Eram essas as minhas referências ao
chegar à ótica. A atendente veio e, depois de me tranquilizar, despejando um
monte de informações técnicas, aconselhou-me a comprar a TAL lente. A boa. “Você
vai se acostumar rapidinho. Com esta lente aqui.” A TAL.
Sempre usei óculos com lentes simples,
ou monofocais. Era a primeira vez que me deparava com aquela situação: comprar
uma armação que sustentasse lentes multifocais. O que me gerou um grande
problema: as minhas preferidas, as armações pequenas, não eram adequadas para a
multifocalização da vida. Em tais lentes, distribuem-se três campos de visão: o
longe, o intermediário e o perto. A armação então tinha de ser um pouco maior. Depois,
foi escolher a marca da lente: optar por uma marca desconhecida, mas também boa
nas palavras da atendente – um boa meio com cara de mais ou menos — e mais
barata, ou optar por uma mais cara, ótima – um ótima com acordes de violinos — e
com adaptação e conforto em tempo recorde vindo como plus no pacote?
Gostaria honestamente de cozinhar esse tal de multifocal. Mas já estava
ficando ridículo, eu confesso. Minhas lentes eram para longe. E vivi muito bem
com elas, mesmo pra perto. Só que de uma hora pra outra, deu pra embaçar as
letrinhas do computador, dos livros, da bula de remédio, dos ingredientes dos
produtos, e, para lê-las, eu tinha que tirar os óculos. Nada mais bisonha a
cena: põe óculos, tira óculos, põe óculos, tira. Ave! Isso ofusca até a sua
própria identidade. Imagina: uma hora de óculos, outra, sem. Porra, o cara não
se decide? Quem é esse Sergio, afinal? Um homem de mil máscaras? Com certeza,
querido. Eu, você, e milhões de terráqueos espalhados pelo planeta, mas isso é muito
filosófico para uma simples crônica que somente quer tratar de lentes
multifocais.
A verdade é que cá estou, neste dia que
está apenas começando, um solzinho já entrando pela janela, o pessoal chegando
pro trabalho, e eu com esse negocinho na mão, maior do que eu gostaria, com
lentes mais grossas do que eu imaginava, pensando se ponho ou se não ponho.

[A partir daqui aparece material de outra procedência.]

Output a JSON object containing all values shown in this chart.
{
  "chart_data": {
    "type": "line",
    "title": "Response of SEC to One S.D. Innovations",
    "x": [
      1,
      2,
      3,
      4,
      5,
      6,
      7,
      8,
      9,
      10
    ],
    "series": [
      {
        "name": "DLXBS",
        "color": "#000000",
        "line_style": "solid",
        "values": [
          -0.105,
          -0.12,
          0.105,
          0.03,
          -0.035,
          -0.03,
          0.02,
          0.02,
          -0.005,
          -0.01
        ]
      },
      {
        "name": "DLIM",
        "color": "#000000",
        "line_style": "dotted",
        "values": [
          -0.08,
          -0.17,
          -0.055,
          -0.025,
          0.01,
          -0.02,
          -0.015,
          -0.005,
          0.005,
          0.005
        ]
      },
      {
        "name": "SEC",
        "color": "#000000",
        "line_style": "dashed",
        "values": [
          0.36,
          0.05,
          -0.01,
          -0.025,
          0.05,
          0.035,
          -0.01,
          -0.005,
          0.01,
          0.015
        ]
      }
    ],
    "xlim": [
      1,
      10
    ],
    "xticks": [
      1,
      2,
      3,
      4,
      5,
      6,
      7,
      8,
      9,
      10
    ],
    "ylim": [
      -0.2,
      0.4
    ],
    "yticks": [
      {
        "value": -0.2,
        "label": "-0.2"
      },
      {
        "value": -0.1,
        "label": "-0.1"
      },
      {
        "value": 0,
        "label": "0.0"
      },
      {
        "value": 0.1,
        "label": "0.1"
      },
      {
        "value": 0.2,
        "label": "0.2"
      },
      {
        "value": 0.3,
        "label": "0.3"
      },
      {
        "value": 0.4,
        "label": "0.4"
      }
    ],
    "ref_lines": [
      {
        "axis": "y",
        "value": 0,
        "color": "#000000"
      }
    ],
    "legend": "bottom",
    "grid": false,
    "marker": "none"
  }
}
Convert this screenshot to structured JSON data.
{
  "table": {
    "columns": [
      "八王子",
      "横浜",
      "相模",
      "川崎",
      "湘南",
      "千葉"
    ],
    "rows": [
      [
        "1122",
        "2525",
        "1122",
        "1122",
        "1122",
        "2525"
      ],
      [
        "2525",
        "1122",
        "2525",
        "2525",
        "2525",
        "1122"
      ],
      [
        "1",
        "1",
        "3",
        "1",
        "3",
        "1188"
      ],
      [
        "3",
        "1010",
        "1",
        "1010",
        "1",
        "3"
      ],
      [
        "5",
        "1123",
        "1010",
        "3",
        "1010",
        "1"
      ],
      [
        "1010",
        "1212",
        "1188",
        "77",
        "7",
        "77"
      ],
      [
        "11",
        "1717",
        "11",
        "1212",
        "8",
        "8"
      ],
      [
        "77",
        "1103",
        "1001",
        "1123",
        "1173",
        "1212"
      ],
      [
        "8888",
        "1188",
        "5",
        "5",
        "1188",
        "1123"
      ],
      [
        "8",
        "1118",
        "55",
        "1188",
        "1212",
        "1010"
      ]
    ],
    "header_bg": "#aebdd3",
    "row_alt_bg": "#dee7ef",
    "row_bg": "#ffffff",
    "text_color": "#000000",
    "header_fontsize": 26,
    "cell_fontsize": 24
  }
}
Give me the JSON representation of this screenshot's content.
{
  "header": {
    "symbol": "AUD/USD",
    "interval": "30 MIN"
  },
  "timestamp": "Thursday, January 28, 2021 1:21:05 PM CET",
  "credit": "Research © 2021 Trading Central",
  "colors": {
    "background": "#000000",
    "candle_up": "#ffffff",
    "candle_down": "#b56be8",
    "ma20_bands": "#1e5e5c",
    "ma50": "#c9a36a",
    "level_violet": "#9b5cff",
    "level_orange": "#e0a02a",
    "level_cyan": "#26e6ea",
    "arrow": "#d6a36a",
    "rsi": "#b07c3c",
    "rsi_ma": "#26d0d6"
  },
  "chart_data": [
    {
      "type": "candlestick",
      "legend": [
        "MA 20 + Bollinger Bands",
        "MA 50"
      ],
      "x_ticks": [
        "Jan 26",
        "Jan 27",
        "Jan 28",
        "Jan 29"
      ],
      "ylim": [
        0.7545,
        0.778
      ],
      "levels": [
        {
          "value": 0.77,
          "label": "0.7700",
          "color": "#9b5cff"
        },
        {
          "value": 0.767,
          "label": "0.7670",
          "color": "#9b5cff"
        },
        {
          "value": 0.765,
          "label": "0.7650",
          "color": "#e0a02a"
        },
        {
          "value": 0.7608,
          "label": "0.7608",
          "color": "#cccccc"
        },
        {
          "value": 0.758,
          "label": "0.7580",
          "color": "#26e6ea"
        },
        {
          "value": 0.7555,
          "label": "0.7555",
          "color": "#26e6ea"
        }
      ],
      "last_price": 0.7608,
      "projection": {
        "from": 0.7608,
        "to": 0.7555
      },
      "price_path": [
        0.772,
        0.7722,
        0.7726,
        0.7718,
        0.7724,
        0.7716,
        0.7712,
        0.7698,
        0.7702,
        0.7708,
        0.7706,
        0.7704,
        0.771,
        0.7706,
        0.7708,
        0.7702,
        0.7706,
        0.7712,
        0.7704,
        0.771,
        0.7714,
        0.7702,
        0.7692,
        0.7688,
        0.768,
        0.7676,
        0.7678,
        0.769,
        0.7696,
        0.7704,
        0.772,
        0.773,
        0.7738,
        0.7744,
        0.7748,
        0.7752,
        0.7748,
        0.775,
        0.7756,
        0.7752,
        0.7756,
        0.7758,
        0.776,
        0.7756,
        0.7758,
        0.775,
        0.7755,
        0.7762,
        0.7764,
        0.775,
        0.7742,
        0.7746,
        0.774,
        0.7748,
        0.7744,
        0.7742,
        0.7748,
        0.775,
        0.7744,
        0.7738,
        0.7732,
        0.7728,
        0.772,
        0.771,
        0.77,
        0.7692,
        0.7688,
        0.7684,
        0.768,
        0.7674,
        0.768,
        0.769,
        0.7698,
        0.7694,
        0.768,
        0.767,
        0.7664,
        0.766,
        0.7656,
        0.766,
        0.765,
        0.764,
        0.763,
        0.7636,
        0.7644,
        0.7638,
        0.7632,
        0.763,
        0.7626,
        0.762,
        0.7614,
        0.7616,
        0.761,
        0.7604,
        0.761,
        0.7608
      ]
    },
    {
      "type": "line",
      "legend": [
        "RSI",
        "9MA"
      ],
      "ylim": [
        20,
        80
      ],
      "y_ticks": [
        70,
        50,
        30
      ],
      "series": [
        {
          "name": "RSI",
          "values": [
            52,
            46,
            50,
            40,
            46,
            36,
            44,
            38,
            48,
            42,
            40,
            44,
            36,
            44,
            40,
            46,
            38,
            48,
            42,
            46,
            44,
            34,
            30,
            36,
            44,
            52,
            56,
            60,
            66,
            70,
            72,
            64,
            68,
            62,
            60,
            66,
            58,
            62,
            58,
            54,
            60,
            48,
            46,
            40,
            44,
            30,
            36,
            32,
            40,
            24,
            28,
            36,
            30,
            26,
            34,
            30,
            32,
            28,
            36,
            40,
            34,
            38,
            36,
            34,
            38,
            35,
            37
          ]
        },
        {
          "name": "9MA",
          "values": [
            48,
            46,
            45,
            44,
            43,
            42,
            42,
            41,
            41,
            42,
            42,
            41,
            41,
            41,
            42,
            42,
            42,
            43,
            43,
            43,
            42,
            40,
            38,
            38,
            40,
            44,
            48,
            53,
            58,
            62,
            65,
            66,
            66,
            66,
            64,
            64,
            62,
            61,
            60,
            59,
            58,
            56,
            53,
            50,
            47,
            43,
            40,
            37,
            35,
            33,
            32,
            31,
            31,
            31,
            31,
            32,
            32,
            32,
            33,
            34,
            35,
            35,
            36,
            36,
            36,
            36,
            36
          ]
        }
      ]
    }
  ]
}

Confesso que estou me sentindo estranho. Não sei explicar. Parece que estou
deixando pra trás uma época, e começando outra. Uma mudança de época. É isso.
Mais que um mundo em três dimensões,
parece que a vida ganha cores novas. Tudo mais limpo, mais nítido, mais claro. Não
porque o branco-neve está tomando os pelos dos meus braços. Esses pelinhos
aqui? Nada! Já fez isso no cabelo, na barba, no peito, nos pentelhos, eu nem ligo
mais. A sensação é muito diferente. Parece nascer uma espécie de autoria ainda um
tanto quanto rudimentar nas dimensões da vida. Em que perto e intermediário são
superados pelo distante. Ele traz um pacote de mercadorias que em tempos de
consumismo escravo, demandam vista boa, ainda que, à base de lentes corretivas.
Sem filosofismos, vai: deixa ver se
essa máquina copiadora respira mesmo.